Furthermore, I had to add post-hooks entries to the individual models to create the necessary indexes, again reusing helper macros to avoid having to write too much manual SQL:

{% macro mysql_add_text_index(this, column, len)%}
create index {{ this.name }}__index_on_{{ column }} on {{ this }} ({{ column }}({{len}}))
{% endmacro %}
{% macro mysql_add_index(this, column)%}
create index {{ this.name }}__index_on_{{ column }} on {{ this }} ({{ column }})
{% endmacro %}
{% macro mysql_add_uindex(this, column)%}
alter table {{ this }} add unique index {{ this.name }}__index_on_{{ column }} ({{ column }})
{% endmacro %}
{{
config({
    "post-hook": [
      "{{ mysql_add_text_index(this, 'billing_email', 12)}}",
    ],
    })
}}

With these changes, most of our models could be computed quite rapidly.

However, one oddity remained.
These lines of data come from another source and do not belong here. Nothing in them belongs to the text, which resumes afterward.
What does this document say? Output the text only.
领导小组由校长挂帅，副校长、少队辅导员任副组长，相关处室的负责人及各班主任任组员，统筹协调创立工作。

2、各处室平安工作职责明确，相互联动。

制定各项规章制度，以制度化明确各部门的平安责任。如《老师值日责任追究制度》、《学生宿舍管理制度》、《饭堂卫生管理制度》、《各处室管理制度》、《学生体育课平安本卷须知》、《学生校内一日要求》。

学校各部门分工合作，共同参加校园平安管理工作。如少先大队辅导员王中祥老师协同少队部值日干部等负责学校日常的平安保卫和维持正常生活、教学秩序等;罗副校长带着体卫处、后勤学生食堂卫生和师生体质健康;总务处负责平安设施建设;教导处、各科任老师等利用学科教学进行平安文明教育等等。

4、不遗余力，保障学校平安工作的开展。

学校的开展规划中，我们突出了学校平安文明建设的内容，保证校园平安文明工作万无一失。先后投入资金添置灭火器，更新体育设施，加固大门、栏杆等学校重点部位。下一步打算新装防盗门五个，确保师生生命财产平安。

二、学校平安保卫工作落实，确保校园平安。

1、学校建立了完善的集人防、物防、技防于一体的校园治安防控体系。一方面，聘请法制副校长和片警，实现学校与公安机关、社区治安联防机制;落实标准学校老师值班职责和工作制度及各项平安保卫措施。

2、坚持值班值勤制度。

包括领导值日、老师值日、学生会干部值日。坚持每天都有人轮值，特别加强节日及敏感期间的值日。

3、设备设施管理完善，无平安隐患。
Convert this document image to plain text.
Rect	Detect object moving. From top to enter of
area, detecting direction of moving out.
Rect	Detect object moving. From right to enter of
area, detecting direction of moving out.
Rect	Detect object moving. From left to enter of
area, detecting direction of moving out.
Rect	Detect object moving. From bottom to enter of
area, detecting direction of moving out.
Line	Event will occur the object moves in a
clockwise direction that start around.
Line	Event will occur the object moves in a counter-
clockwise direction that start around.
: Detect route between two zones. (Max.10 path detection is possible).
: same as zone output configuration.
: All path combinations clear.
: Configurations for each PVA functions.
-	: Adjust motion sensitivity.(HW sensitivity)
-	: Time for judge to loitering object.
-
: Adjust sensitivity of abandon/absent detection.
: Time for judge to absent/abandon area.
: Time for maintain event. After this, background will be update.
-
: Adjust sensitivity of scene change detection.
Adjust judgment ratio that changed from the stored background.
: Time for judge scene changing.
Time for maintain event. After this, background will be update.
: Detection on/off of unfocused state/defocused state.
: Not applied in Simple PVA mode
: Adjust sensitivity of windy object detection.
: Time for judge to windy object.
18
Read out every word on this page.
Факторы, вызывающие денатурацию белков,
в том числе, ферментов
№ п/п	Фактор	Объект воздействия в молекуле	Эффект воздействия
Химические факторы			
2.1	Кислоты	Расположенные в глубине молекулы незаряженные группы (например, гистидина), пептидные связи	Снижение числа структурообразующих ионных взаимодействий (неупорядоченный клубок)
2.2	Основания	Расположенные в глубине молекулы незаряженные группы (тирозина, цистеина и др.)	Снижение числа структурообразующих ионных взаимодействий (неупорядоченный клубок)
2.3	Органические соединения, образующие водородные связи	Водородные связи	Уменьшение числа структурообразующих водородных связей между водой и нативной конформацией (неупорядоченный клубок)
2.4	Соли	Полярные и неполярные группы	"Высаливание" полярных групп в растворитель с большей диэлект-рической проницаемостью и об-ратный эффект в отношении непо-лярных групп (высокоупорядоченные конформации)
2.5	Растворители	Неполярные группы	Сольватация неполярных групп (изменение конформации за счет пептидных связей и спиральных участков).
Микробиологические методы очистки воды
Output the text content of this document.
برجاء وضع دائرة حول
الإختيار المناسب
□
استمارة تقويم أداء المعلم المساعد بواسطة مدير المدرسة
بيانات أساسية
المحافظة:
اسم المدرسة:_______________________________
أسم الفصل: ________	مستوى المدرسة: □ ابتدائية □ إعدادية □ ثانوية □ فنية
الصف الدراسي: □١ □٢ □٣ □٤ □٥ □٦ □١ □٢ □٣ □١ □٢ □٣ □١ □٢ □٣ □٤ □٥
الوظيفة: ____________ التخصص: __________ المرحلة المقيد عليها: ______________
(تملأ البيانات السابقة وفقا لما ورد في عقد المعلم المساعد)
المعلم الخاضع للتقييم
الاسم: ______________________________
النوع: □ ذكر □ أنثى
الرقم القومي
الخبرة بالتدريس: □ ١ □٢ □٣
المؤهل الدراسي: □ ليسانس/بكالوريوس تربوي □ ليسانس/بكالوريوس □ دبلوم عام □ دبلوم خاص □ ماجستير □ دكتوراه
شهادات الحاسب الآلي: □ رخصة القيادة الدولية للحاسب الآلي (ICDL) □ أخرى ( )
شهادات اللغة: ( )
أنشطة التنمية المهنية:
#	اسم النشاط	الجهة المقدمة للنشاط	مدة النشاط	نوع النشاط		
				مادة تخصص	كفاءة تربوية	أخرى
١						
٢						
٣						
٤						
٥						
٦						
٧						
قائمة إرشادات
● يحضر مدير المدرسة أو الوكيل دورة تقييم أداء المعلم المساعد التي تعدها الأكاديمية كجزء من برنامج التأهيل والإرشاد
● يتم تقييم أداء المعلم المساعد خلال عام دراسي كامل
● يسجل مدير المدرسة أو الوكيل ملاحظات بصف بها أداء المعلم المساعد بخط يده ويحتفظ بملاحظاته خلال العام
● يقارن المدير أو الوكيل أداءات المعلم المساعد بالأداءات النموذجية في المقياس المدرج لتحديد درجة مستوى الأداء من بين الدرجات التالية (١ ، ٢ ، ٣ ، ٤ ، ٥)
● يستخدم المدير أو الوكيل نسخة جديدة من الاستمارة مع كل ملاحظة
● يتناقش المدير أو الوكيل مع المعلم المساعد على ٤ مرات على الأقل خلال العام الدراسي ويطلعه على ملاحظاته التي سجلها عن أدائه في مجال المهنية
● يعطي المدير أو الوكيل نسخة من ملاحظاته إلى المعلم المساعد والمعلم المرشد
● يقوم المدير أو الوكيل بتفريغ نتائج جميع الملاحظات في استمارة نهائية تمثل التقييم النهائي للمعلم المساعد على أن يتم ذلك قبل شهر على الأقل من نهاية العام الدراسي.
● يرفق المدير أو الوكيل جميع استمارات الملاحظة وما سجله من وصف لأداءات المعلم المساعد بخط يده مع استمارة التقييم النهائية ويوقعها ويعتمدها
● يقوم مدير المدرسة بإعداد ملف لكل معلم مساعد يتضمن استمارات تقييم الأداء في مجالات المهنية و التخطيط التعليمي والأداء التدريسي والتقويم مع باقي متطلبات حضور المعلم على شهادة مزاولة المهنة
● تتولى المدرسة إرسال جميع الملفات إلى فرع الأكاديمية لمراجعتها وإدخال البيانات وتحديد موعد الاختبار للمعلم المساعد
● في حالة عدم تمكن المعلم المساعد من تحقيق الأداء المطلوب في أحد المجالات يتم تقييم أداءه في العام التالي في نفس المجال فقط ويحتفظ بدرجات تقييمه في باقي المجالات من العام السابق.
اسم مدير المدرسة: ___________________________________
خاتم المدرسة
For a very specific materialized table (not even a big one), the following model using it would hang. I didn't have time to investigate this more closely, although I'm sure I would learn much about MySQL. I ended up adding a DO SLEEP(5) to the pre-hook of that model. This is really just like embedded programming, if you ask me.

{{ 
    config({
    "pre-hook": [
        "DO SLEEP(5)",
    ],
        "post-hook": [
            "{{ mysql_add_text_index(this, 'billing_email', 12) }}",
            "{{ mysql_add_index(this, 'fiscal_year') }}",
            "{{ mysql_add_index(this, 'previous_fiscal_year') }}",
        ]
    })
}}

Conclusion

With these changes, I could move our analytics pipeline to run directly against our production DB, with no performance impact. WordPress is already quite the rapacious beast in terms of performance; one more query run twice daily with 18 joins didn't really register.